Each of the control() list options are described in detail here:
- thresh
A number between 0 and 1 specifying when to resample: the resampling step will occur when the
effective sample size is less than thresh times the number of particles. Defaults to 0.8. Note that at the last time step, resampling will always occur so that the mvEWsamples modelValues contains equally-weighted samples.
- resamplingMethod
The type of resampling algorithm to be used within the particle filter. Can choose between 'default' (which uses NIMBLE's rankSample() function), 'systematic', 'stratified', 'residual', and 'multinomial'. Defaults to 'default'. Resampling methods other than 'default' are currently experimental.
- saveAll
Indicates whether to save state samples for all time points (TRUE), or only for the most recent time point (FALSE)
- smoothing
Decides whether to save smoothed estimates of latent states, i.e., samples from f(x[1:t]|y[1:t]) if smoothing = TRUE, or instead to save filtered samples from f(x[t]|y[1:t]) if smoothing = FALSE. smoothing = TRUE only works if saveAll = TRUE.
- timeIndex
An integer used to manually specify which dimension of the latent state variable indexes time.

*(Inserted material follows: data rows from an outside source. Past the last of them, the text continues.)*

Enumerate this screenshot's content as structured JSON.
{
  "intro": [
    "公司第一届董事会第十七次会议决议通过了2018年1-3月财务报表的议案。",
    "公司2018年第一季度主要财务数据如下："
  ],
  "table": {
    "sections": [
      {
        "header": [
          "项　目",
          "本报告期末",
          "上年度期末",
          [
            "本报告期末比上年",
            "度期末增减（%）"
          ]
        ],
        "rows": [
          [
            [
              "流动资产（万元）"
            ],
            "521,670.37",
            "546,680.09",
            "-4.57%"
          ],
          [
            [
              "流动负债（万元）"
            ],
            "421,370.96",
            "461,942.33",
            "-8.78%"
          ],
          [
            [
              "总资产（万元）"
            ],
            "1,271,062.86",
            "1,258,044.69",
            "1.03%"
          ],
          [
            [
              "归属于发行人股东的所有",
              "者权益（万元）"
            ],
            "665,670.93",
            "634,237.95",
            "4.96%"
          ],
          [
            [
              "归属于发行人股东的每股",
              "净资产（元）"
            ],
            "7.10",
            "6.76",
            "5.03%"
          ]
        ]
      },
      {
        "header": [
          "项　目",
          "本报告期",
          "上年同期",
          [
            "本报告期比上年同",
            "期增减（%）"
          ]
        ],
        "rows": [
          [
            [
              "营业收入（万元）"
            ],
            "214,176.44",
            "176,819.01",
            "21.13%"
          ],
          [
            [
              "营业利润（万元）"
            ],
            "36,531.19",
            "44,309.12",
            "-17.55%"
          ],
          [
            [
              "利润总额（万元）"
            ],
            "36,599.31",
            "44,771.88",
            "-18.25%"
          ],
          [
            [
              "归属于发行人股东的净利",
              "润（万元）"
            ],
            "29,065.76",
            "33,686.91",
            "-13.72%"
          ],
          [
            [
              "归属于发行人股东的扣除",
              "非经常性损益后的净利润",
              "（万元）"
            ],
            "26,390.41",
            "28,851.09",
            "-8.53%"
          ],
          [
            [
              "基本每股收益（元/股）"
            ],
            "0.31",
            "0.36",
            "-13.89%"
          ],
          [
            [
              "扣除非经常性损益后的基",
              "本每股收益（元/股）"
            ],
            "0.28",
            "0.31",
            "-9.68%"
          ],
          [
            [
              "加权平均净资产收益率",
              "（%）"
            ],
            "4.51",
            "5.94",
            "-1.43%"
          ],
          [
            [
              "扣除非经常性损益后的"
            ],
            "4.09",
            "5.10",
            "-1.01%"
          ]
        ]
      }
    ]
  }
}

Only needs to be set if the number of time points is less than or equal to the size of the latent state at each time point.
- initModel
A logical value indicating whether to initialize the model before running the filtering algorithm. Defaults to TRUE.

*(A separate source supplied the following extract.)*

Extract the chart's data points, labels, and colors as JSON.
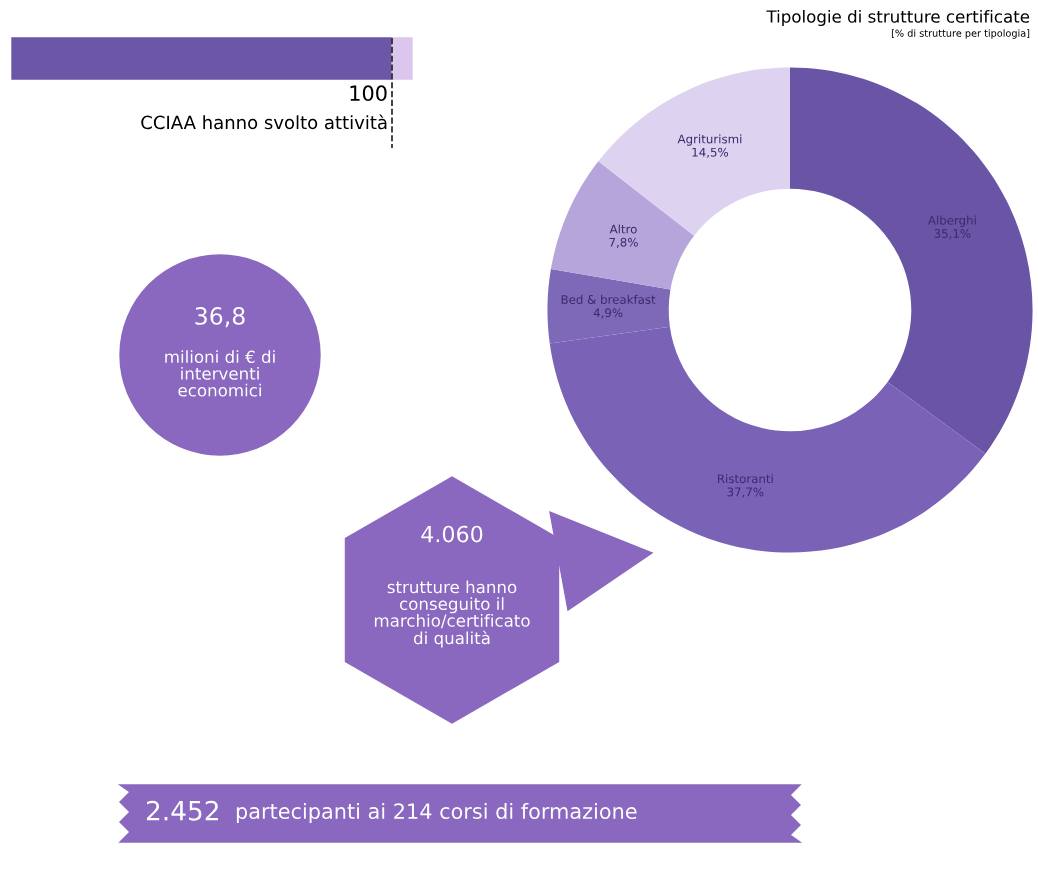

The bootstrap filter starts by generating a sample of estimates from the
prior distribution of the latent states of a state space model. At each time point, these particles are propagated forward
by the model's transition equation. Each particle is then given a weight
proportional to the value of the observation equation given that particle.
The weights are used to draw an equally-weighted sample of the particles at this time point.

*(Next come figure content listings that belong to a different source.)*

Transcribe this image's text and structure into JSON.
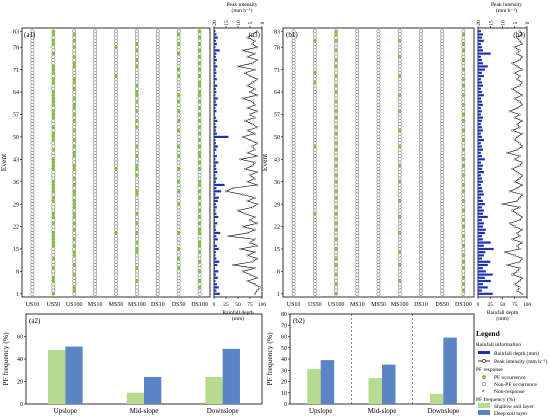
{
  "colors": {
    "pf_occurrence": "#8bc34a",
    "shallow": "#b7dc90",
    "deep": "#5b84c4",
    "rainfall": "#1c2fb5",
    "frame": "#000000",
    "circle": "#555555"
  },
  "chart_data": [
    {
      "type": "scatter",
      "panel": "(a1)",
      "ylabel": "Event",
      "categories": [
        "US10",
        "US50",
        "US100",
        "MS10",
        "MS50",
        "MS100",
        "DS10",
        "DS50",
        "DS100"
      ],
      "yticks": [
        1,
        8,
        15,
        22,
        29,
        36,
        43,
        50,
        57,
        64,
        71,
        78,
        83
      ],
      "ylim": [
        0,
        84
      ],
      "occurrence_events": [
        [],
        [
          1,
          5,
          6,
          9,
          12,
          16,
          17,
          18,
          19,
          20,
          23,
          25,
          26,
          30,
          31,
          33,
          34,
          35,
          36,
          40,
          41,
          42,
          43,
          46,
          49,
          50,
          51,
          53,
          56,
          57,
          58,
          60,
          61,
          62,
          63,
          64,
          67,
          68,
          70,
          71,
          72,
          76,
          79,
          80,
          82,
          83
        ],
        [
          2,
          3,
          7,
          10,
          13,
          14,
          16,
          18,
          21,
          23,
          25,
          26,
          28,
          29,
          30,
          32,
          33,
          35,
          37,
          40,
          41,
          44,
          45,
          47,
          49,
          52,
          55,
          57,
          59,
          60,
          62,
          65,
          67,
          68,
          72,
          73,
          75,
          78,
          80,
          82
        ],
        [],
        [
          20,
          40,
          69,
          78
        ],
        [
          5,
          9,
          14,
          15,
          17,
          20,
          23,
          26,
          32,
          33,
          38,
          40,
          41,
          44,
          47,
          53,
          55,
          58,
          61,
          63,
          64,
          66,
          72,
          74,
          77,
          79
        ],
        [],
        [
          9,
          12,
          15,
          20,
          29,
          33,
          36,
          40,
          44,
          47,
          52,
          55,
          58,
          61,
          63,
          69,
          71,
          76,
          79,
          82
        ],
        [
          3,
          5,
          8,
          11,
          14,
          16,
          17,
          20,
          21,
          23,
          25,
          27,
          29,
          31,
          33,
          35,
          36,
          40,
          42,
          44,
          45,
          47,
          49,
          51,
          53,
          55,
          57,
          59,
          61,
          63,
          64,
          66,
          67,
          69,
          71,
          73,
          75,
          77,
          79,
          81,
          83
        ]
      ]
    },
    {
      "type": "scatter",
      "panel": "(b1)",
      "ylabel": "Event",
      "categories": [
        "US10",
        "US50",
        "US100",
        "MS10",
        "MS50",
        "MS100",
        "DS10",
        "DS50",
        "DS100"
      ],
      "yticks": [
        1,
        8,
        15,
        22,
        29,
        36,
        43,
        50,
        57,
        64,
        71,
        78,
        83
      ],
      "ylim": [
        0,
        84
      ],
      "occurrence_events": [
        [],
        [
          26,
          47,
          67,
          70,
          80
        ],
        [
          1,
          4,
          7,
          10,
          12,
          15,
          18,
          21,
          23,
          26,
          28,
          31,
          33,
          36,
          38,
          41,
          43,
          46,
          48,
          51,
          53,
          56,
          58,
          61,
          64,
          66,
          69,
          72,
          74,
          77,
          80,
          82,
          83
        ],
        [],
        [],
        [
          5,
          10,
          14,
          20,
          25,
          30,
          36,
          41,
          47,
          52,
          58,
          63,
          69,
          75,
          80
        ],
        [],
        [],
        [
          2,
          4,
          6,
          9,
          11,
          13,
          16,
          19,
          22,
          24,
          27,
          30,
          33,
          35,
          38,
          41,
          43,
          46,
          49,
          52,
          55,
          57,
          60,
          63,
          66,
          68,
          71,
          74,
          77,
          79,
          82
        ]
      ]
    },
    {
      "type": "bar+line",
      "panel": "(a3)",
      "xlabel": "Rainfall depth\n(mm)",
      "x2label": "Peak intensity\n(mm h⁻¹)",
      "xticks": [
        0,
        25,
        50,
        75,
        100
      ],
      "x2ticks": [
        20,
        15,
        10,
        5,
        0
      ],
      "xlim": [
        0,
        100
      ],
      "x2lim": [
        20,
        0
      ],
      "rainfall_depth": [
        12,
        5,
        10,
        6,
        3,
        8,
        4,
        9,
        2,
        7,
        11,
        5,
        3,
        4,
        10,
        6,
        2,
        8,
        5,
        13,
        4,
        3,
        7,
        2,
        9,
        5,
        3,
        6,
        4,
        8,
        10,
        3,
        15,
        5,
        22,
        4,
        6,
        3,
        7,
        5,
        4,
        9,
        3,
        6,
        2,
        5,
        8,
        4,
        3,
        30,
        6,
        4,
        5,
        3,
        7,
        4,
        2,
        5,
        3,
        6,
        4,
        8,
        3,
        5,
        4,
        7,
        2,
        6,
        3,
        5,
        4,
        7,
        3,
        6,
        4,
        5,
        12,
        3,
        6,
        4,
        8,
        5,
        3
      ],
      "peak_intensity": [
        3,
        2,
        1,
        3,
        6,
        2,
        5,
        8,
        3,
        12,
        4,
        2,
        6,
        3,
        9,
        2,
        5,
        3,
        14,
        6,
        3,
        8,
        2,
        5,
        3,
        7,
        10,
        4,
        2,
        6,
        3,
        8,
        15,
        12,
        2,
        6,
        3,
        5,
        2,
        7,
        4,
        3,
        9,
        2,
        6,
        3,
        4,
        2,
        5,
        8,
        3,
        6,
        2,
        4,
        7,
        3,
        5,
        2,
        6,
        3,
        4,
        8,
        2,
        5,
        3,
        6,
        4,
        2,
        5,
        7,
        3,
        10,
        4,
        2,
        6,
        3,
        8,
        2,
        4,
        3,
        6,
        4,
        2
      ]
    },
    {
      "type": "bar+line",
      "panel": "(b3)",
      "xlabel": "Rainfall depth\n(mm)",
      "x2label": "Peak intensity\n(mm h⁻¹)",
      "xticks": [
        0,
        25,
        50,
        75,
        100
      ],
      "x2ticks": [
        20,
        15,
        10,
        5,
        0
      ],
      "xlim": [
        0,
        100
      ],
      "x2lim": [
        20,
        0
      ],
      "rainfall_depth": [
        30,
        8,
        20,
        10,
        26,
        14,
        30,
        16,
        10,
        20,
        25,
        8,
        12,
        15,
        32,
        12,
        26,
        10,
        8,
        14,
        16,
        10,
        12,
        8,
        20,
        10,
        12,
        8,
        14,
        10,
        6,
        12,
        10,
        8,
        6,
        10,
        8,
        6,
        12,
        8,
        10,
        6,
        14,
        8,
        6,
        10,
        8,
        6,
        12,
        8,
        6,
        10,
        8,
        6,
        8,
        10,
        6,
        8,
        6,
        10,
        8,
        6,
        12,
        8,
        6,
        10,
        8,
        6,
        12,
        8,
        14,
        20,
        10,
        8,
        6,
        26,
        10,
        8,
        6,
        12,
        8,
        10,
        6
      ],
      "peak_intensity": [
        2,
        4,
        3,
        5,
        3,
        2,
        6,
        4,
        3,
        8,
        3,
        2,
        5,
        9,
        3,
        4,
        2,
        6,
        3,
        4,
        2,
        5,
        7,
        3,
        2,
        4,
        6,
        3,
        10,
        4,
        3,
        2,
        7,
        4,
        2,
        5,
        3,
        2,
        4,
        6,
        3,
        2,
        5,
        3,
        8,
        4,
        2,
        3,
        5,
        4,
        2,
        6,
        3,
        4,
        2,
        5,
        3,
        7,
        4,
        2,
        3,
        5,
        2,
        4,
        6,
        3,
        2,
        4,
        3,
        5,
        2,
        4,
        6,
        3,
        2,
        4,
        3,
        5,
        2,
        3,
        4,
        2,
        3
      ]
    },
    {
      "type": "bar",
      "panel": "(a2)",
      "ylabel": "PF frequency (%)",
      "categories": [
        "Upslope",
        "Mid-slope",
        "Downslope"
      ],
      "ylim": [
        0,
        80
      ],
      "yticks": [
        0,
        20,
        40,
        60
      ],
      "series": [
        {
          "name": "Shallow soil layer",
          "values": [
            48,
            10,
            24
          ]
        },
        {
          "name": "Deep soil layer",
          "values": [
            51,
            24,
            49
          ]
        }
      ]
    },
    {
      "type": "bar",
      "panel": "(b2)",
      "ylabel": "PF frequency (%)",
      "categories": [
        "Upslope",
        "Mid-slope",
        "Downslope"
      ],
      "ylim": [
        0,
        80
      ],
      "yticks": [
        0,
        10,
        20,
        30,
        40,
        50,
        60,
        70,
        80
      ],
      "series": [
        {
          "name": "Shallow soil layer",
          "values": [
            31,
            23,
            9
          ]
        },
        {
          "name": "Deep soil layer",
          "values": [
            39,
            35,
            59
          ]
        }
      ]
    }
  ],
  "legend": {
    "title": "Legend",
    "rainfall_header": "Rainfall information",
    "rainfall_depth": "Rainfall depth (mm)",
    "peak_intensity": "Peak intensity (mm h⁻¹)",
    "pf_response_header": "PF response",
    "pf_occurrence": "PF occurrence",
    "non_pf_occurrence": "Non-PF occurrence",
    "non_response": "Non-response",
    "pf_frequency_header": "PF frequency (%)",
    "shallow": "Shallow soil layer",
    "deep": "Deep soil layer"
  }
}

The algorithm then proceeds
to the next time point. Neither the transition nor the observation equations are required to
be normal for the bootstrap filter to work.
The resulting specialized particle filter algorthm will accept a
single integer argument (m, default 10,000), which specifies the number
of random \'particles\' to use for estimating the log-likelihood. The algorithm
returns the estimated log-likelihood value, and saves
unequally weighted samples from the posterior distribution of the latent
states in the mvWSamples modelValues object, with corresponding logged weights in mvWSamples['wts',].
An equally weighted sample from the posterior can be found in the mvEWSamples modelValues object.
Note that if the thresh argument is set to a value less than 1, resampling may not take place at every time point.
At time points for which resampling did not take place, mvEWSamples will not contain equally weighted samples.
To ensure equally weighted samples in the case that thresh < 1, we recommend resampling from mvWSamples at each time point
after the filter has been run, rather than using mvEWSamples.